Abstract CD146 (Mcam; Muc18; s-endo; and gicerin) is an integral membrane glycoprotein originally identified in a human malignant melanoma, but mis-expressed in a wider variety of malignancies including breast cancer, where it has been implicated in controlling tumor growth and dissemination. The mechanisms by which CD146 conveys extracellular cues into malignant cellular outputs is not well understood, but its high-level expression in early development and normal mouse mammary stem cells, as well as expression in highly plastic adult pericytes (formerly known as mesenchymal stem cells) suggested to us that it may control cell state plasticity.

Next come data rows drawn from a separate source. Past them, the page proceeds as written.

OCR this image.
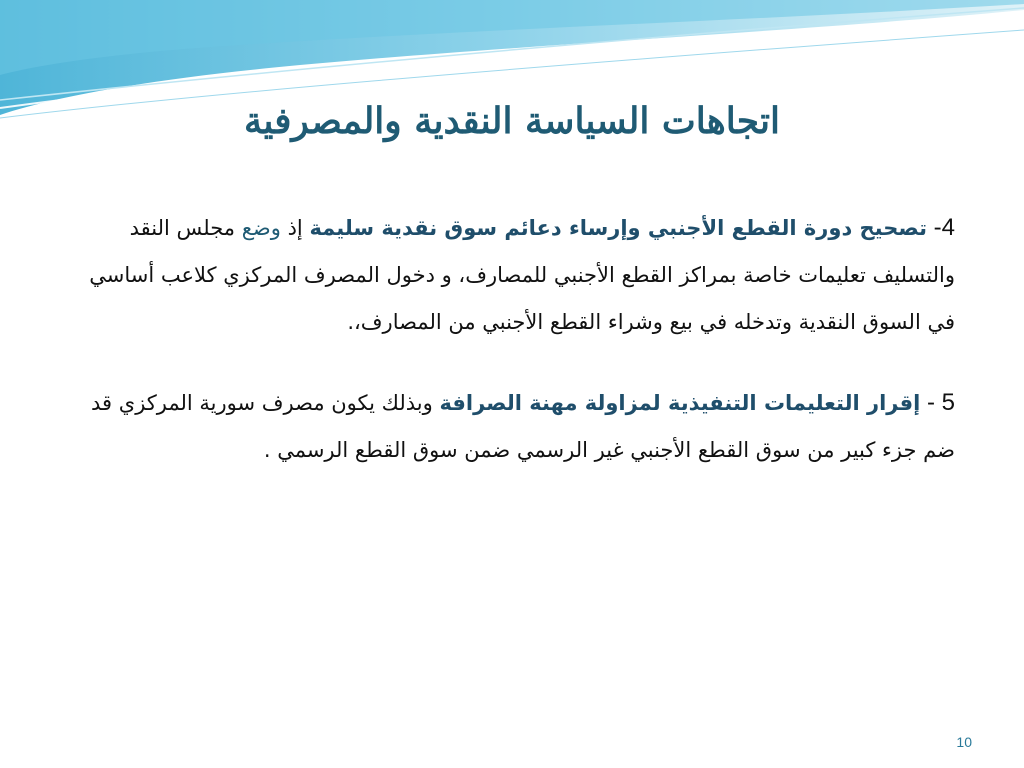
اتجاهات السياسة النقدية والمصرفية

4- تصحيح دورة القطع الأجنبي وإرساء دعائم سوق نقدية سليمة إذ وضع مجلس النقد والتسليف تعليمات خاصة بمراكز القطع الأجنبي للمصارف، و دخول المصرف المركزي كلاعب أساسي في السوق النقدية وتدخله في بيع وشراء القطع الأجنبي من المصارف،.

5 - إقرار التعليمات التنفيذية لمزاولة مهنة الصرافة وبذلك يكون مصرف سورية المركزي قد ضم جزء كبير من سوق القطع الأجنبي غير الرسمي ضمن سوق القطع الرسمي .

10
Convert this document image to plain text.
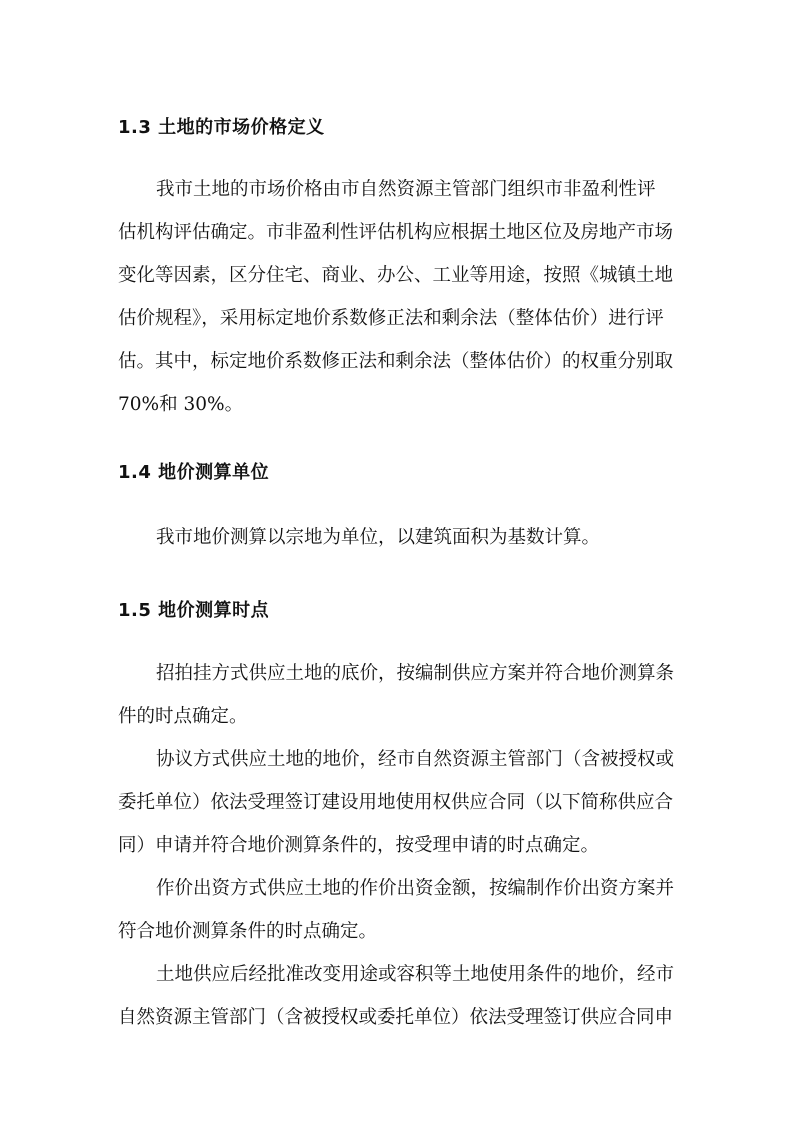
1.3 土地的市场价格定义
我市土地的市场价格由市自然资源主管部门组织市非盈利性评
估机构评估确定。市非盈利性评估机构应根据土地区位及房地产市场
变化等因素，区分住宅、商业、办公、工业等用途，按照《城镇土地
估价规程》，采用标定地价系数修正法和剩余法（整体估价）进行评
估。其中，标定地价系数修正法和剩余法（整体估价）的权重分别取
70%和 30%。
1.4 地价测算单位
我市地价测算以宗地为单位，以建筑面积为基数计算。
1.5 地价测算时点
招拍挂方式供应土地的底价，按编制供应方案并符合地价测算条
件的时点确定。
协议方式供应土地的地价，经市自然资源主管部门（含被授权或
委托单位）依法受理签订建设用地使用权供应合同（以下简称供应合
同）申请并符合地价测算条件的，按受理申请的时点确定。
作价出资方式供应土地的作价出资金额，按编制作价出资方案并
符合地价测算条件的时点确定。
土地供应后经批准改变用途或容积等土地使用条件的地价，经市
自然资源主管部门（含被授权或委托单位）依法受理签订供应合同申
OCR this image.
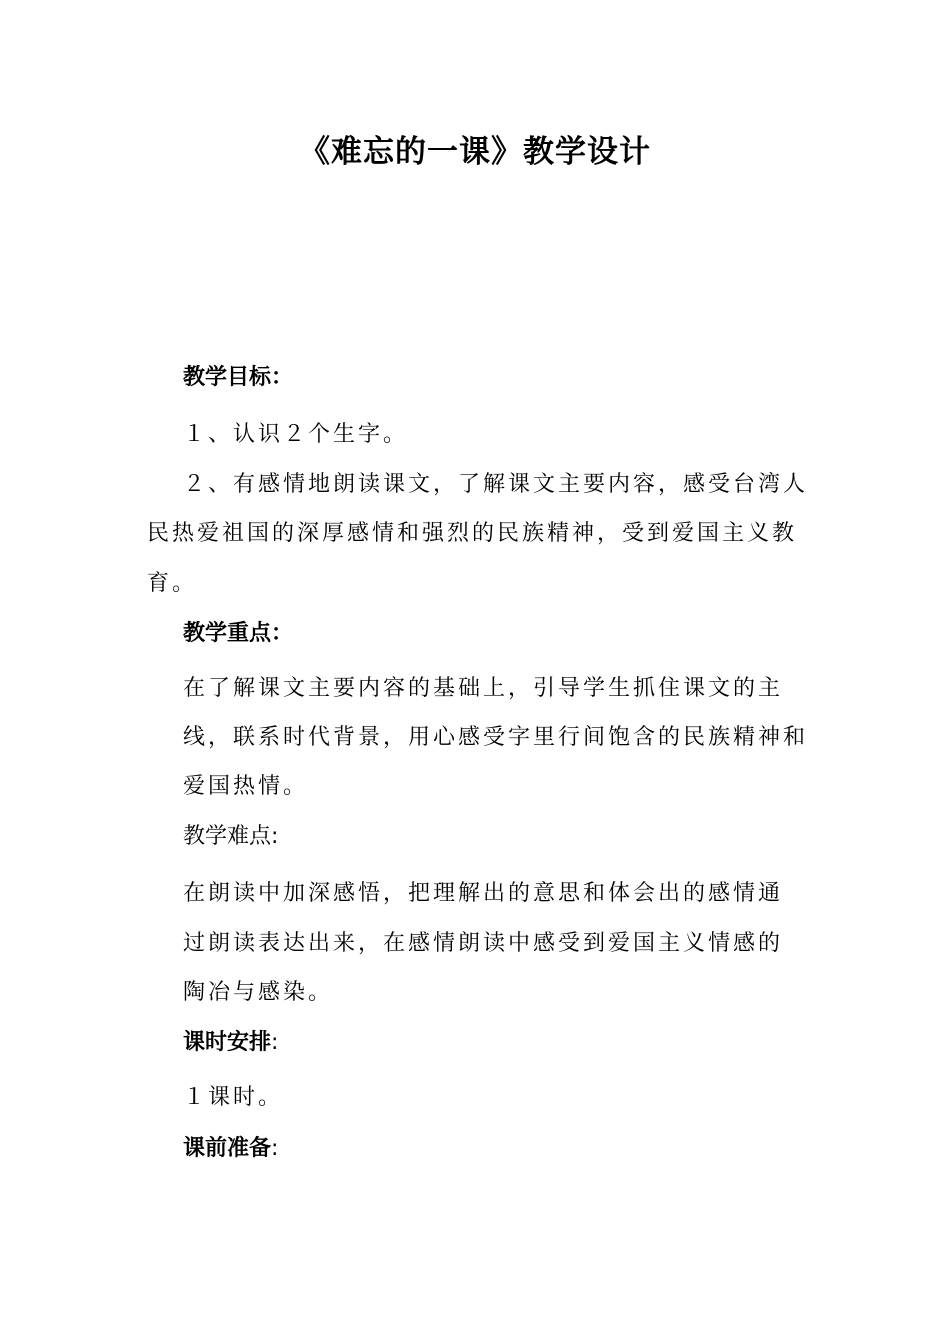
《难忘的一课》教学设计
教学目标：
１、认识２个生字。
２、有感情地朗读课文，了解课文主要内容，感受台湾人
民热爱祖国的深厚感情和强烈的民族精神，受到爱国主义教
育。
教学重点：
在了解课文主要内容的基础上，引导学生抓住课文的主
线，联系时代背景，用心感受字里行间饱含的民族精神和
爱国热情。
教学难点:
在朗读中加深感悟，把理解出的意思和体会出的感情通
过朗读表达出来，在感情朗读中感受到爱国主义情感的
陶冶与感染。
课时安排:
１课时。
课前准备:
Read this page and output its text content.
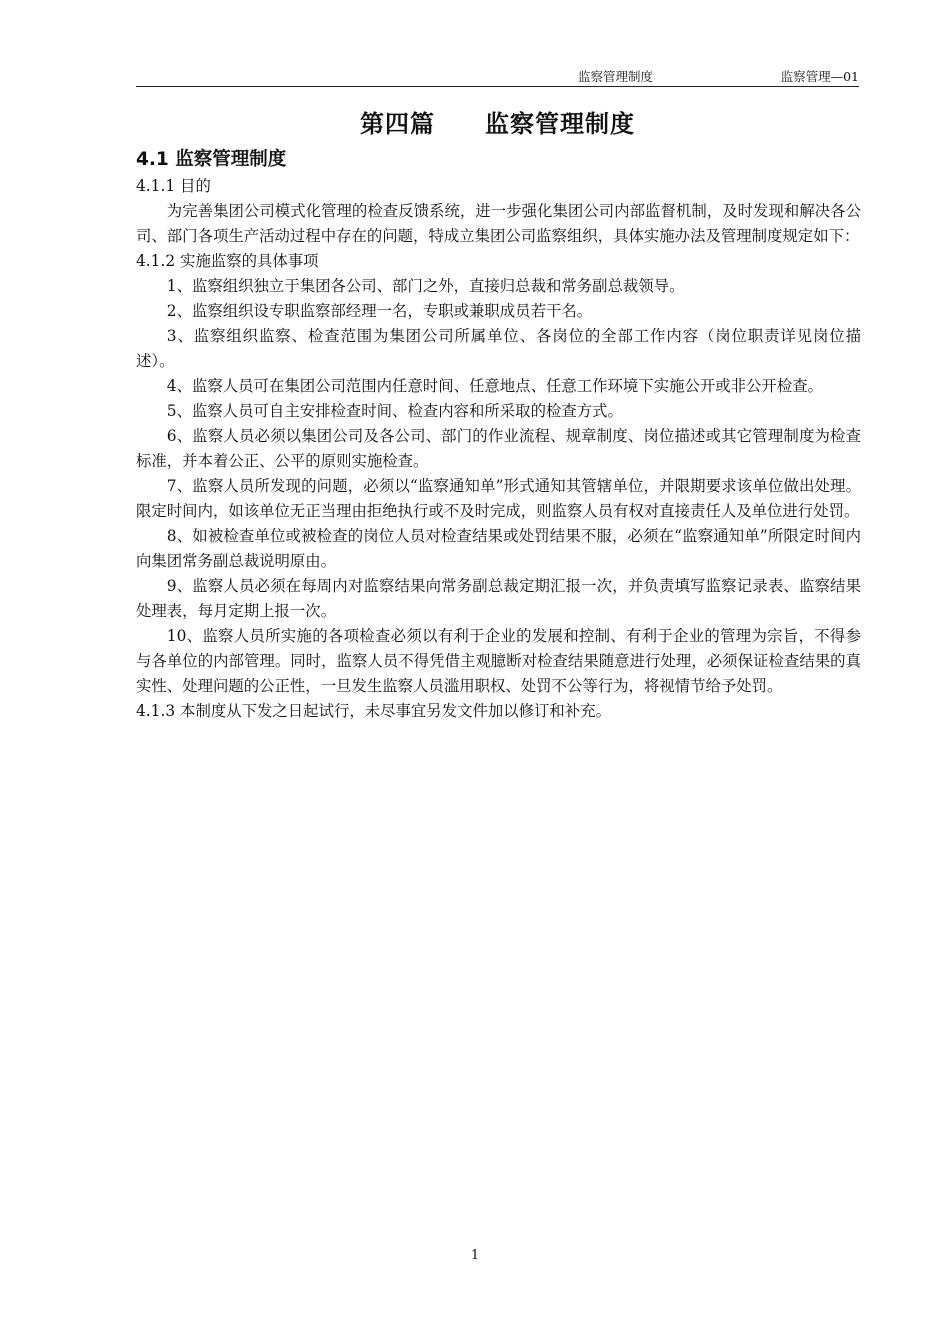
监察管理制度	监察管理—01
第四篇　　监察管理制度

4.1 监察管理制度

4.1.1 目的

为完善集团公司模式化管理的检查反馈系统，进一步强化集团公司内部监督机制，及时发现和解决各公司、部门各项生产活动过程中存在的问题，特成立集团公司监察组织，具体实施办法及管理制度规定如下：

4.1.2 实施监察的具体事项

1、监察组织独立于集团各公司、部门之外，直接归总裁和常务副总裁领导。

2、监察组织设专职监察部经理一名，专职或兼职成员若干名。

3、监察组织监察、检查范围为集团公司所属单位、各岗位的全部工作内容（岗位职责详见岗位描述）。

4、监察人员可在集团公司范围内任意时间、任意地点、任意工作环境下实施公开或非公开检查。

5、监察人员可自主安排检查时间、检查内容和所采取的检查方式。

6、监察人员必须以集团公司及各公司、部门的作业流程、规章制度、岗位描述或其它管理制度为检查标准，并本着公正、公平的原则实施检查。

7、监察人员所发现的问题，必须以“监察通知单”形式通知其管辖单位，并限期要求该单位做出处理。限定时间内，如该单位无正当理由拒绝执行或不及时完成，则监察人员有权对直接责任人及单位进行处罚。

8、如被检查单位或被检查的岗位人员对检查结果或处罚结果不服，必须在“监察通知单”所限定时间内向集团常务副总裁说明原由。

9、监察人员必须在每周内对监察结果向常务副总裁定期汇报一次，并负责填写监察记录表、监察结果处理表，每月定期上报一次。

10、监察人员所实施的各项检查必须以有利于企业的发展和控制、有利于企业的管理为宗旨，不得参与各单位的内部管理。同时，监察人员不得凭借主观臆断对检查结果随意进行处理，必须保证检查结果的真实性、处理问题的公正性，一旦发生监察人员滥用职权、处罚不公等行为，将视情节给予处罚。

4.1.3 本制度从下发之日起试行，未尽事宜另发文件加以修订和补充。

1
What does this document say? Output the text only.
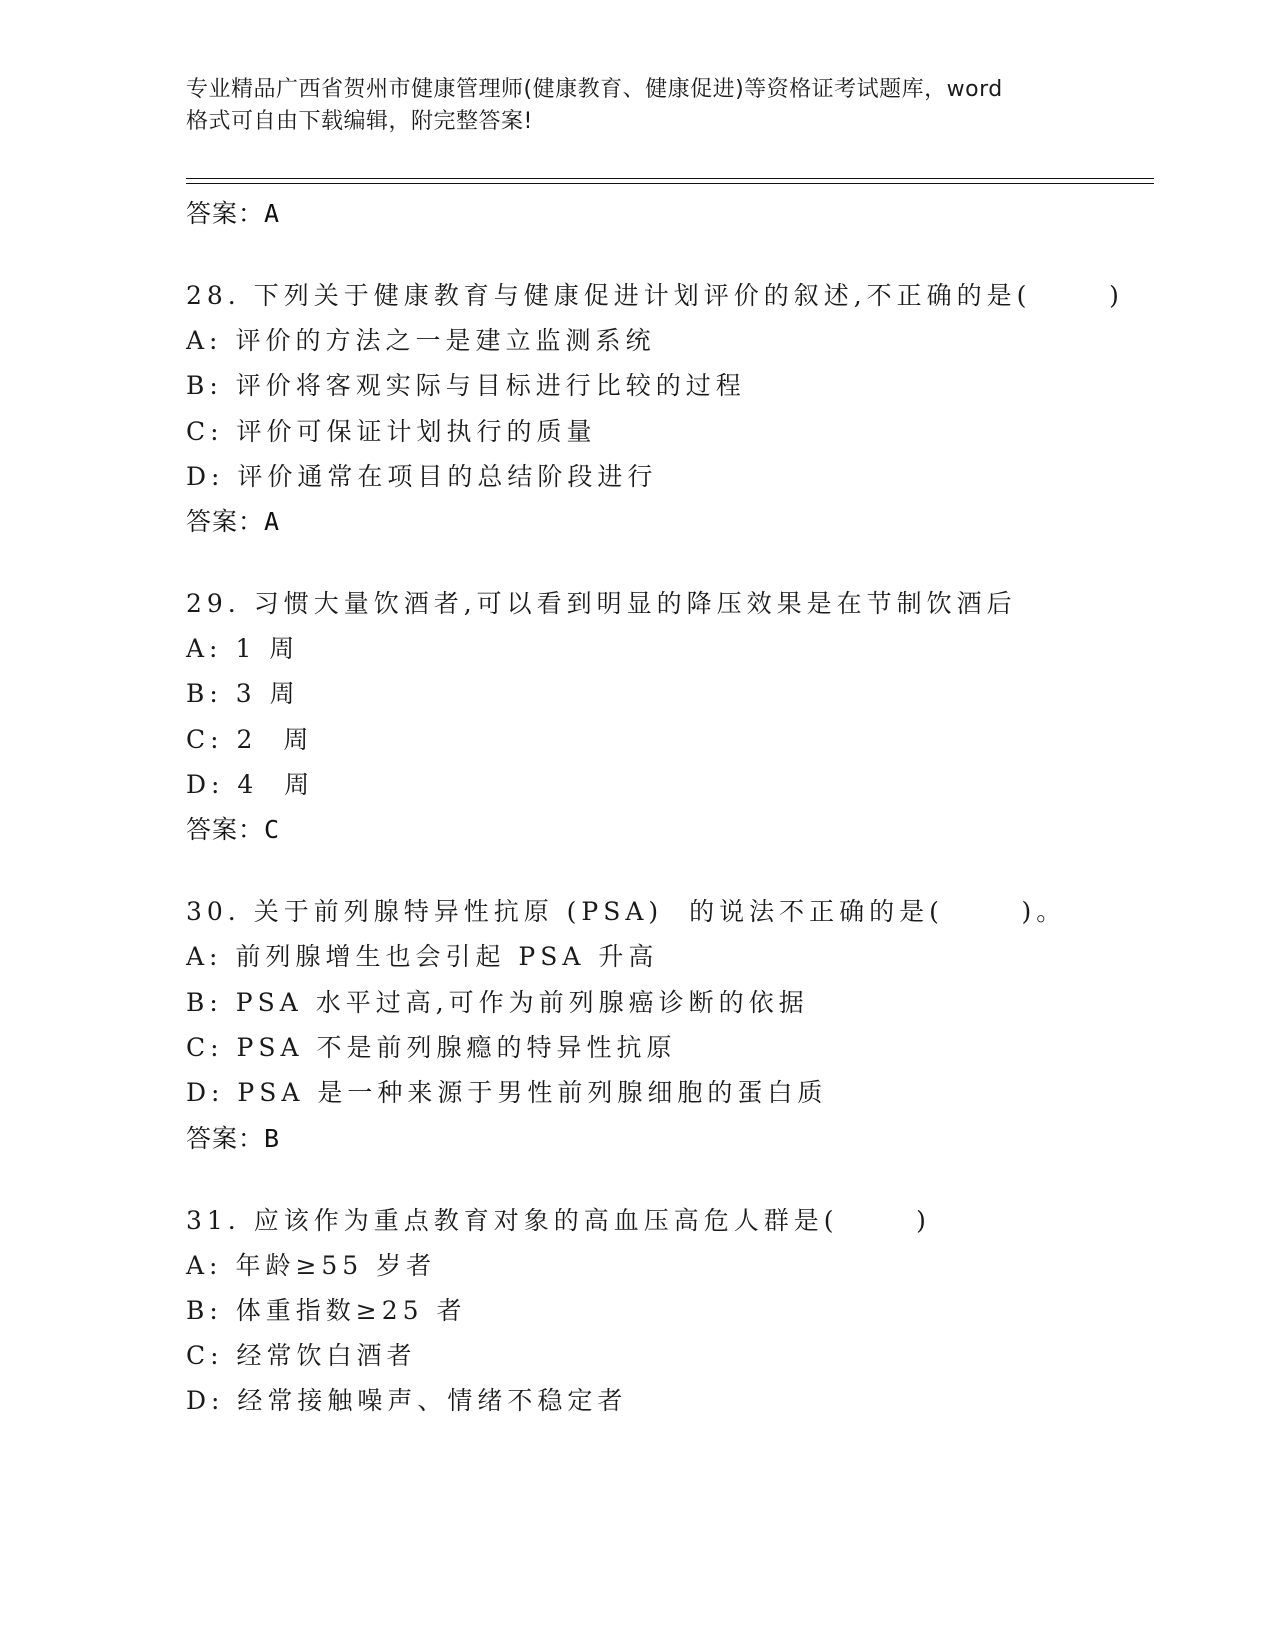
专业精品广西省贺州市健康管理师(健康教育、健康促进)等资格证考试题库，word
格式可自由下载编辑，附完整答案!
答案：A
28. 下列关于健康教育与健康促进计划评价的叙述,不正确的是(      )
A: 评价的方法之一是建立监测系统
B: 评价将客观实际与目标进行比较的过程
C: 评价可保证计划执行的质量
D: 评价通常在项目的总结阶段进行
答案：A
29. 习惯大量饮酒者,可以看到明显的降压效果是在节制饮酒后
A: 1 周
B: 3 周
C: 2  周
D: 4  周
答案：C
30. 关于前列腺特异性抗原 (PSA)  的说法不正确的是(      )。
A: 前列腺增生也会引起 PSA 升高
B: PSA 水平过高,可作为前列腺癌诊断的依据
C: PSA 不是前列腺瘾的特异性抗原
D: PSA 是一种来源于男性前列腺细胞的蛋白质
答案：B
31. 应该作为重点教育对象的高血压高危人群是(      )
A: 年龄≥55 岁者
B: 体重指数≥25 者
C: 经常饮白酒者
D: 经常接触噪声、情绪不稳定者
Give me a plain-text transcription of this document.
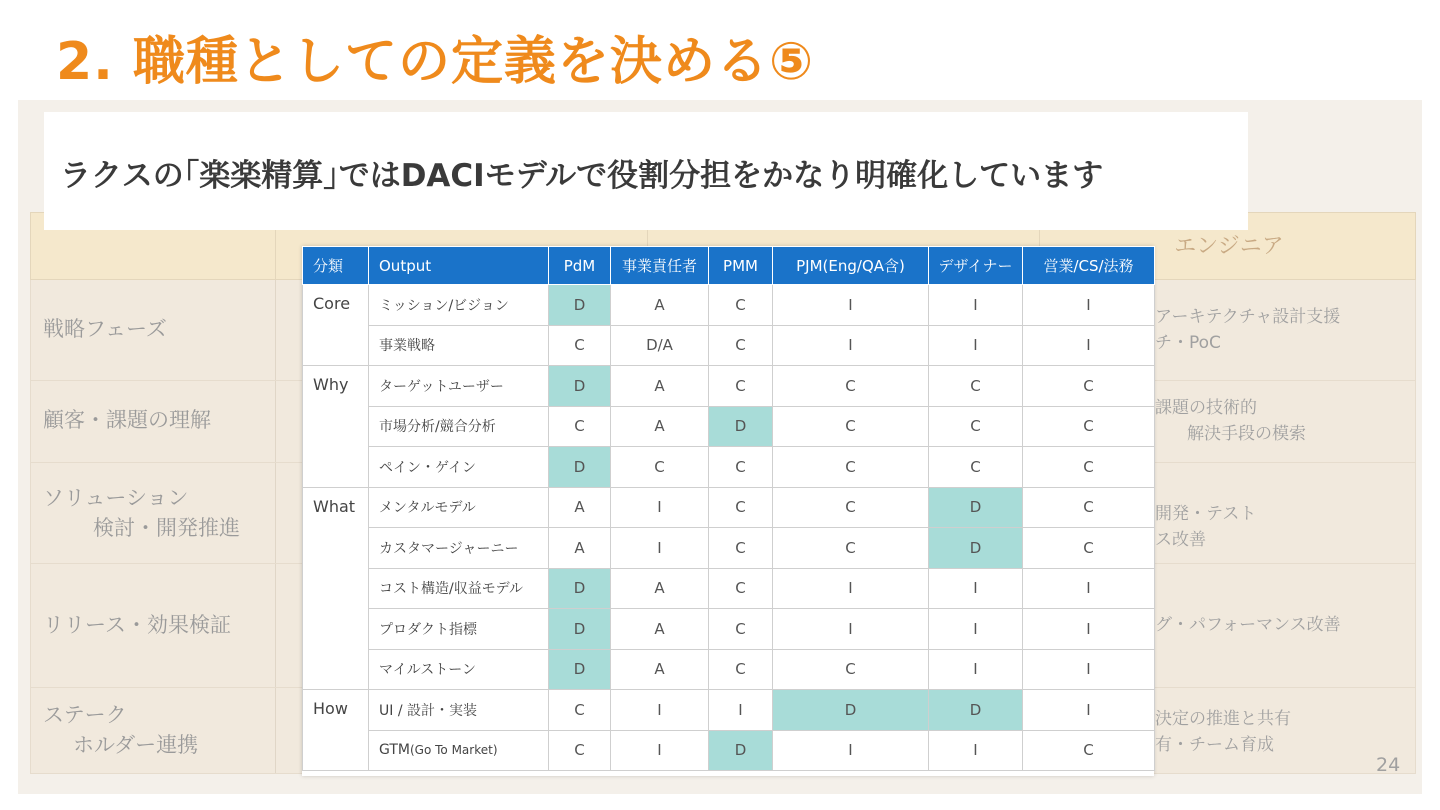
2. 職種としての定義を決める⑤
エンジニア
戦略フェーズ	アーキテクチャ設計支援
チ・PoC
顧客・課題の理解	課題の技術的
解決手段の模索
ソリューション
検討・開発推進
開発・テスト
ス改善
リリース・効果検証	グ・パフォーマンス改善
ステーク
ホルダー連携
決定の推進と共有
有・チーム育成
ラクスの｢楽楽精算｣ではDACIモデルで役割分担をかなり明確化しています
分類	Output	PdM	事業責任者	PMM	PJM(Eng/QA含)	デザイナー	営業/CS/法務
Core	ミッション/ビジョン	D	A	C	I	I	I
	事業戦略	C	D/A	C	I	I	I
Why	ターゲットユーザー	D	A	C	C	C	C
	市場分析/競合分析	C	A	D	C	C	C
	ペイン・ゲイン	D	C	C	C	C	C
What	メンタルモデル	A	I	C	C	D	C
	カスタマージャーニー	A	I	C	C	D	C
	コスト構造/収益モデル	D	A	C	I	I	I
	プロダクト指標	D	A	C	I	I	I
	マイルストーン	D	A	C	C	I	I
How	UI / 設計・実装	C	I	I	D	D	I
	GTM(Go To Market)	C	I	D	I	I	C
24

We tested the role of CD146 in a plastic, stem cell-like mouse mammary tumor cell line derived from the MMTV-PyMT mouse (PY230). We identified domains in the CD146 cytoplasmic tail essential for controlling substrate utilization by upstream kinases in Akt, Mapk, Stat3, and integrin-related signaling pathways that alter cell state plasticity and tumorigenicity. This work suggests that MCAM plays a key role in controlling lineage plasticity in normal and neoplastic mammary cells with relevance for understanding tumor cell plasticity, progression and evasion of targeted cancer therapies. Citation Format: Ozlen Balcioglu, Brooke L. Gates, David W. Freeman, Berhane M. Hagos, Benjamin T. Spike. CD146 couples and sequesters regulatory kinases to control breast cancer cell state plasticity [abstract]. In: Proceedings of the American Association for Cancer Research Annual Meeting 2022; 2022 Apr 8-13. Philadelphia (PA): AACR; Cancer Res 2022;82(12_Suppl):Abstract nr 1531.